“Fish in my net, goldfish in my net! See how they shine who presently must wriggle on the shore. Vanity of vanities! All is vanity, and doubtless Solomon knew such in his day.”
Hard I worked, and ever harder, toiling at the mill of all these large affairs and keeping myself in health during such time as I could spare by shooting at the butts with my big bow where I found that none could beat me, or practising sword play in a school of arms that was kept by a master of the craft from Italy. Also on holidays and on Sundays after mass I rode out of London to visit my uncle’s estates where sometimes I slept a night, and once or twice sailed to Holland or to Calais with his cargoes.
One day, it was when I had been with him about eighteen months, he said to me suddenly.
“You plough the field, Hubert, and do not tithe the crop, but live upon the bounty of the husbandman. Henceforward take as much of it as you will. I ask no account.”

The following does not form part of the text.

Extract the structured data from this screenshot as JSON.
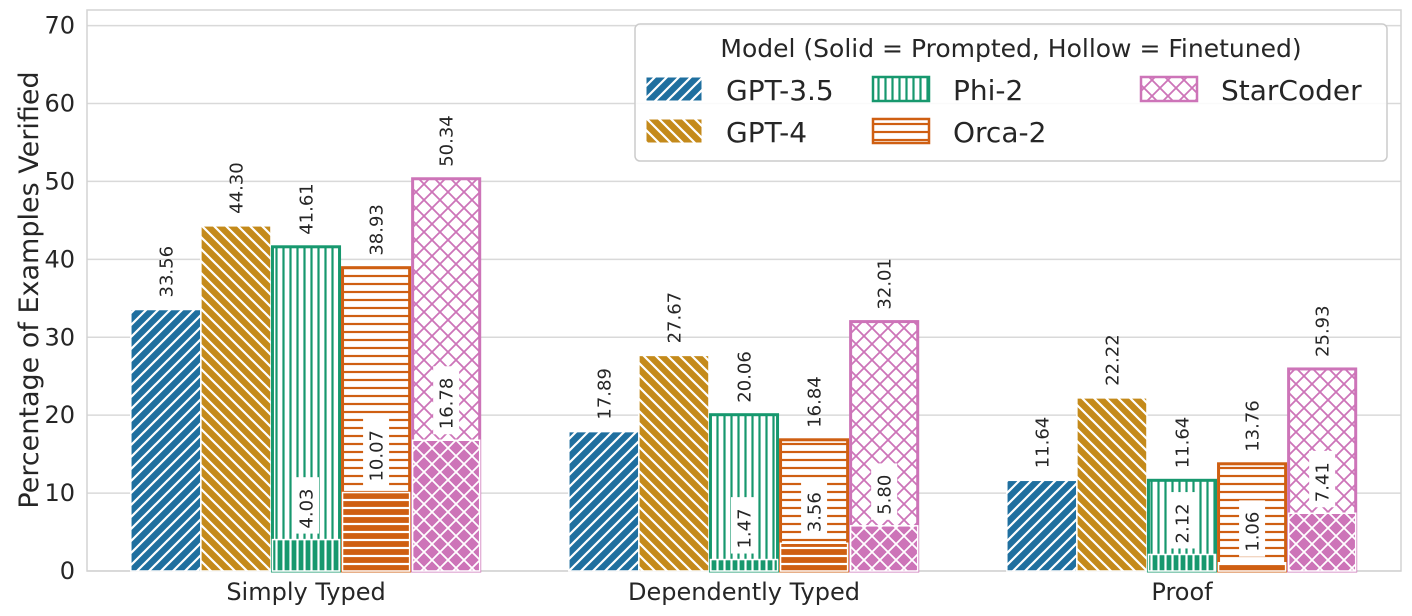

So I found myself rich, though in truth I spent but little, both because my tastes were simple and it was part of my uncle’s policy to make no show which he said would bring envy on us. From this time forward he began to withdraw himself from business, the truth being that age took hold of him and he grew feeble. The highest of the affairs he left to me, only inquiring of them and giving his counsel from time to time. Still, because he must do something, he busied himself in the shop which, as he said, he kept as a trap for the birds, chaffering in ornaments and furs as though his bread depended upon his earning a gold piece, and directing the manufacture of beautiful jewels and cups which he, who was an artist, designed to be made by his skilled and highly paid workmen, some of whom were foreigners.

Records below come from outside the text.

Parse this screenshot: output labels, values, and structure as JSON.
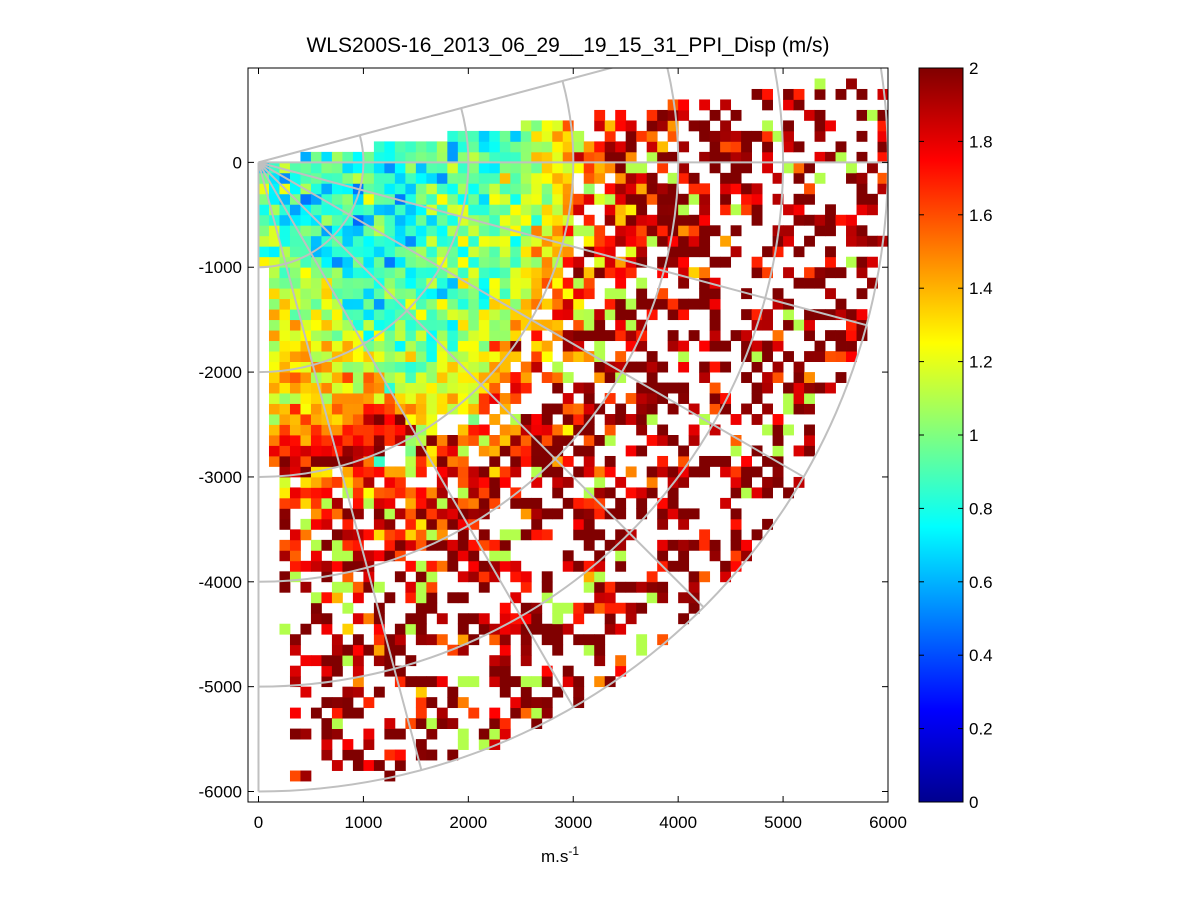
{
  "chart_data": {
    "type": "heatmap",
    "title": "WLS200S-16_2013_06_29__19_15_31_PPI_Disp (m/s)",
    "xlabel": "m.s",
    "xlabel_superscript": "-1",
    "ylabel": "",
    "xlim": [
      -100,
      6000
    ],
    "ylim": [
      -6100,
      900
    ],
    "xticks": [
      0,
      1000,
      2000,
      3000,
      4000,
      5000,
      6000
    ],
    "yticks": [
      0,
      -1000,
      -2000,
      -3000,
      -4000,
      -5000,
      -6000
    ],
    "xtick_labels": [
      "0",
      "1000",
      "2000",
      "3000",
      "4000",
      "5000",
      "6000"
    ],
    "ytick_labels": [
      "0",
      "-1000",
      "-2000",
      "-3000",
      "-4000",
      "-5000",
      "-6000"
    ],
    "colorbar": {
      "colormap": "jet",
      "range": [
        0,
        2
      ],
      "ticks": [
        0,
        0.2,
        0.4,
        0.6,
        0.8,
        1,
        1.2,
        1.4,
        1.6,
        1.8,
        2
      ],
      "tick_labels": [
        "0",
        "0.2",
        "0.4",
        "0.6",
        "0.8",
        "1",
        "1.2",
        "1.4",
        "1.6",
        "1.8",
        "2"
      ]
    },
    "scan": {
      "description": "PPI sector scan of wind dispersion (m/s), range gates vs azimuth",
      "azimuth_start_deg": 0,
      "azimuth_end_deg": -90,
      "azimuth_extent_above_deg": 15,
      "max_range_m": 6000,
      "polar_grid_ranges_m": [
        1000,
        2000,
        3000,
        4000,
        5000,
        6000
      ],
      "polar_grid_angles_deg": [
        15,
        0,
        -15,
        -30,
        -45,
        -60,
        -75,
        -90
      ],
      "data_sector_start_deg": 8,
      "data_sector_end_deg": -87,
      "gate_spacing_m": 100,
      "typical_value_by_range": [
        {
          "range_m": 500,
          "value": 0.8
        },
        {
          "range_m": 1500,
          "value": 0.85
        },
        {
          "range_m": 2500,
          "value": 1.0
        },
        {
          "range_m": 3500,
          "value": 1.8
        },
        {
          "range_m": 4500,
          "value": 2.0
        },
        {
          "range_m": 5500,
          "value": 2.0
        }
      ]
    }
  }
}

“We end where we began,” he would say. “A smith was I from my childhood and a smith I shall die. What a fate for one of the blood of Thorgrimmer! Yet I am selling you into the same bondage, or so it would seem. But who knows? Who knows? We design, but God decrees.”
It is to be noted that when old men cease from the occupation of their lives, often enough within a very little time they also cease from life itself. So it was with my uncle. Day by day he faded till at last at the beginning of the third winter after I came to him he took to his bed where he lay growing ever weaker till at length he died in the hour of the birth of the new year.
To the last his mind remained clear and strong, and never more so than on the night of his death. That evening after I had eaten I went to his room as usual and found him reading a beautiful manuscript of the book of the Wisdom of Solomon that is called Ecclesiastes, a work which he preferred to all others, since its thoughts were his. “I gathered me also silver and gold and the peculiar treasures of kings,” he read aloud, whether to himself or to me I knew not, and went on, “So I was great, and increased more than all that were before me. . . . Then I looked on all the works that my hands had wrought, and on the labour that I had laboured to do; and behold all was vanity and vexation of spirit, and there was no profit under the sun.”